System Z FO : Default reasoning with system Z-like ranking functions for unary first-order conditional knowledge bases

Abstract A propositional conditional of the form ( B | A ) , representing the default rule “If A , then usually B ”, goes beyond the limits of classical logic, and the semantics of a knowledge base consisting of such conditionals must take into account the three-valued nature of conditionals. Ordinal conditional functions (OCF), also called ranking functions, assign a degree of implausibility to possible worlds and provide a convenient semantic framework for conditionals.
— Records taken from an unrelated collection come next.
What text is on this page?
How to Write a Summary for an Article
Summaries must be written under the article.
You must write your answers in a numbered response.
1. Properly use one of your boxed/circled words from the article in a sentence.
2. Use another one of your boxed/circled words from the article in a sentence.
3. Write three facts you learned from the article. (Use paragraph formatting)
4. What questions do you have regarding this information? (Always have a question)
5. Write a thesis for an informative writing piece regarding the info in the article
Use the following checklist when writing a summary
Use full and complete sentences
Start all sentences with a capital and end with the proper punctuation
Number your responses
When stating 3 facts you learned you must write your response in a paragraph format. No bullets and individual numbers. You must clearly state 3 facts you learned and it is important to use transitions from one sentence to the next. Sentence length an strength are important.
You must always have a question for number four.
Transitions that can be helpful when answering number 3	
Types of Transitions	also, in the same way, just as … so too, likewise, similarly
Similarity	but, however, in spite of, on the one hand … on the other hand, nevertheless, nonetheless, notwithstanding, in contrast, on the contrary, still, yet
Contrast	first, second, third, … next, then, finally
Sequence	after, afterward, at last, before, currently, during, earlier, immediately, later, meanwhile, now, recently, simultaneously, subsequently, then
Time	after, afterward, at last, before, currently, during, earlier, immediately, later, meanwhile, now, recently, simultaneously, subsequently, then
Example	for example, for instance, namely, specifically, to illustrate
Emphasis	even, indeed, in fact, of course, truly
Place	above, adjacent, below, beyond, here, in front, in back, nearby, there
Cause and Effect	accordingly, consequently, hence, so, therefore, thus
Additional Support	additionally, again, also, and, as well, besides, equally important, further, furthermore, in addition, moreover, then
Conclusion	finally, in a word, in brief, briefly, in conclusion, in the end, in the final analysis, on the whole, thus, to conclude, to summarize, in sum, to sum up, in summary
To each consistent knowledge base R , system Z associates a unique minimal OCF accepting R , enabling inductive reasoning from this model. In this article, we present an approach of transforming the ideas of the popular system Z to the first-order case. We develop system Z FO that considers first-order conditionals of the form ( B ( x ) | A ( x ) ) . The notion of tolerance used in system Z is extended to the notion of tolerance pairs, taking also a partition of the domain elements into account. We show that each tolerance pair induces a system Z-like ranking function, and we provide an algorithm systematically generating all tolerance pairs. We introduce the notion of minimal tolerance pairs and a corresponding refinement of the algorithm computing all minimal tolerance pairs. An inference relation based on minimal tolerance pairs is presented, and it is shown that system Z FO properly generalizes the basic ideas underlying system Z.